Theoretical Analysis

  • One important consideration would be the expressive power of TuckER models, especially in relation to other models like ComplEx and SimplE.

  • It can be shown the TuckER is fully expressive ie give any ground truth over E and R, there exists a TuckER model which can perfectly represent the data - using 1-hot entity and relation embedding.

  • For full expressiveness, dimensionality of entity (relation) is nE (nR) where nE (nR) are the number of entities (relations). In comparsion, the required dimensionality for ComplEx is nE * nR (for both entity and relations) and for SimplE, it is min(E * nR, number of facts + 1) (for both entity and relations).

  • Many existing models like RESCAL, DistMult, ComplEx, SimplE etc can be seen as special cases of TuckER.

Experiments

Datasets

  • FB15k, FB15k-237, WN18, WN18RR

  • The max number of entities is around 41K and max number of relations is around 1.3K

Implementation

  • BatchNorm, Dropout and Learning rate decay are used.

Metrics

  • Mean Reciprocal Rank (MRR) - the average of the inverse of mean rank assigned to the true triple overall ne generated triples.
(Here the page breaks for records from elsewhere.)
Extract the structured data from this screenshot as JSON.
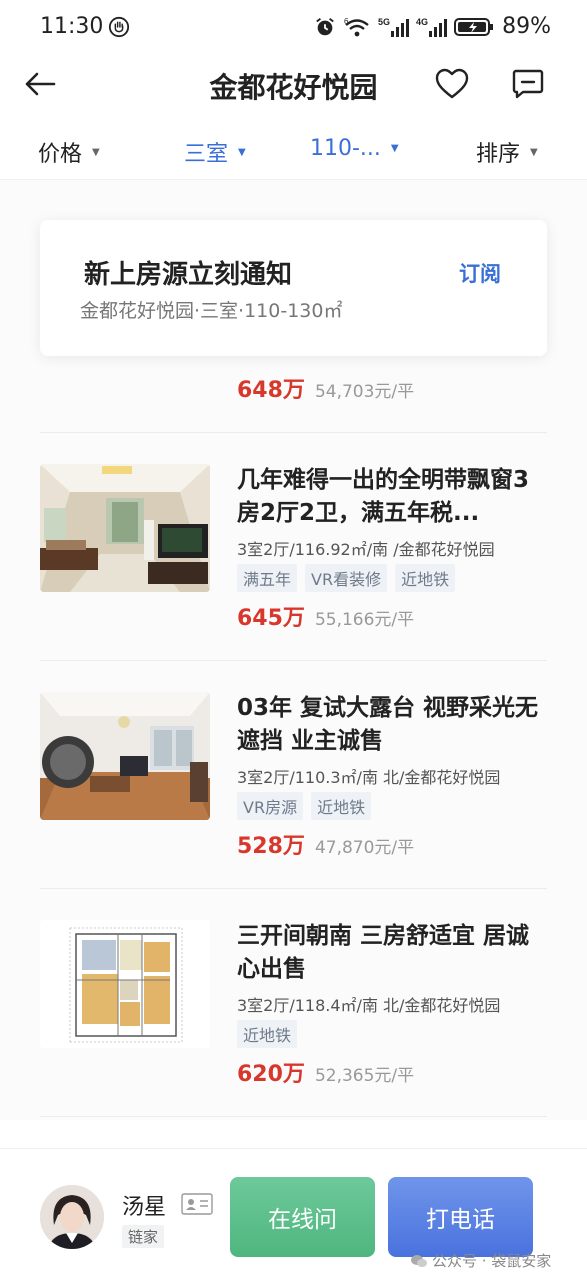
{
  "status_bar": {
    "time": "11:30",
    "network_labels": [
      "5G",
      "4G"
    ],
    "battery": "89%"
  },
  "nav": {
    "title": "金都花好悦园"
  },
  "filters": [
    {
      "label": "价格",
      "active": false
    },
    {
      "label": "三室",
      "active": true
    },
    {
      "label": "110-...",
      "active": true
    },
    {
      "label": "排序",
      "active": false
    }
  ],
  "subscribe": {
    "title": "新上房源立刻通知",
    "link": "订阅",
    "desc": "金都花好悦园·三室·110-130㎡"
  },
  "partial_listing": {
    "price": "648万",
    "unit_price": "54,703元/平"
  },
  "listings": [
    {
      "title": "几年难得一出的全明带飘窗3房2厅2卫，满五年税...",
      "meta": "3室2厅/116.92㎡/南 /金都花好悦园",
      "tags": [
        "满五年",
        "VR看装修",
        "近地铁"
      ],
      "price": "645万",
      "unit_price": "55,166元/平"
    },
    {
      "title": "03年 复试大露台 视野采光无遮挡 业主诚售",
      "meta": "3室2厅/110.3㎡/南 北/金都花好悦园",
      "tags": [
        "VR房源",
        "近地铁"
      ],
      "price": "528万",
      "unit_price": "47,870元/平"
    },
    {
      "title": "三开间朝南 三房舒适宜 居诚心出售",
      "meta": "3室2厅/118.4㎡/南 北/金都花好悦园",
      "tags": [
        "近地铁"
      ],
      "price": "620万",
      "unit_price": "52,365元/平"
    }
  ],
  "agent": {
    "name": "汤星",
    "company": "链家"
  },
  "actions": {
    "chat_label": "在线问",
    "call_label": "打电话"
  },
  "watermark": "公众号 · 袋鼠安家",
  "colors": {
    "accent": "#3a6fd8",
    "price": "#d8382c",
    "chat_button": "#5bbf8a",
    "call_button": "#5a82e4"
  }
}
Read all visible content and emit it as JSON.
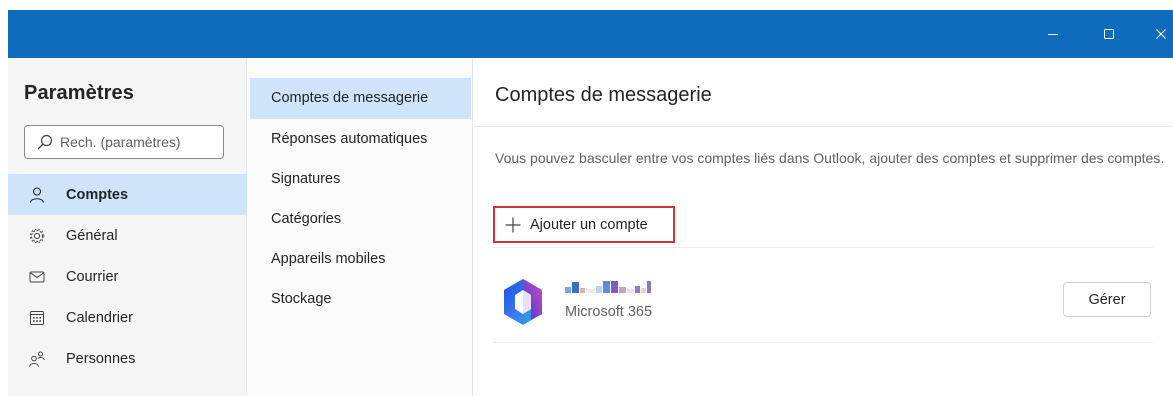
{
  "window": {
    "titlebar_color": "#0f6cbd",
    "controls": [
      "minimize-icon",
      "maximize-icon",
      "close-icon"
    ]
  },
  "settings_nav": {
    "title": "Paramètres",
    "search": {
      "placeholder": "Rech. (paramètres)",
      "value": ""
    },
    "items": [
      {
        "label": "Comptes",
        "icon": "person-icon",
        "active": true
      },
      {
        "label": "Général",
        "icon": "gear-icon",
        "active": false
      },
      {
        "label": "Courrier",
        "icon": "mail-icon",
        "active": false
      },
      {
        "label": "Calendrier",
        "icon": "calendar-icon",
        "active": false
      },
      {
        "label": "Personnes",
        "icon": "people-icon",
        "active": false
      }
    ]
  },
  "subnav": {
    "items": [
      {
        "label": "Comptes de messagerie",
        "active": true
      },
      {
        "label": "Réponses automatiques",
        "active": false
      },
      {
        "label": "Signatures",
        "active": false
      },
      {
        "label": "Catégories",
        "active": false
      },
      {
        "label": "Appareils mobiles",
        "active": false
      },
      {
        "label": "Stockage",
        "active": false
      }
    ]
  },
  "content": {
    "title": "Comptes de messagerie",
    "description": "Vous pouvez basculer entre vos comptes liés dans Outlook, ajouter des comptes et supprimer des comptes.",
    "add_account_label": "Ajouter un compte",
    "accounts": [
      {
        "type": "Microsoft 365",
        "manage_label": "Gérer",
        "icon": "microsoft-365-icon"
      }
    ]
  },
  "colors": {
    "accent": "#0f6cbd",
    "selected_bg": "#cfe4fa",
    "highlight_border": "#d13438"
  }
}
  • hits@k (k = 1, 3, 10) - percentage of times the true triple is ranked in the top k of the ne generated triples.

  • Higher is better for both the metrics.

Results

  • TuckER outperforms all the baseline models on all but one task.

  • Dropout is an important factor with higher dropout rates (0, 3, 0.4, 0.5) needed for datasets with fewer training examples per relation (hence more prone to overfitting).

  • TuckER improves performance more significantly when the number of relations is large.

  • Even with lower embedding dimensions, TuckER’s performance does not deteriorate as much as other models.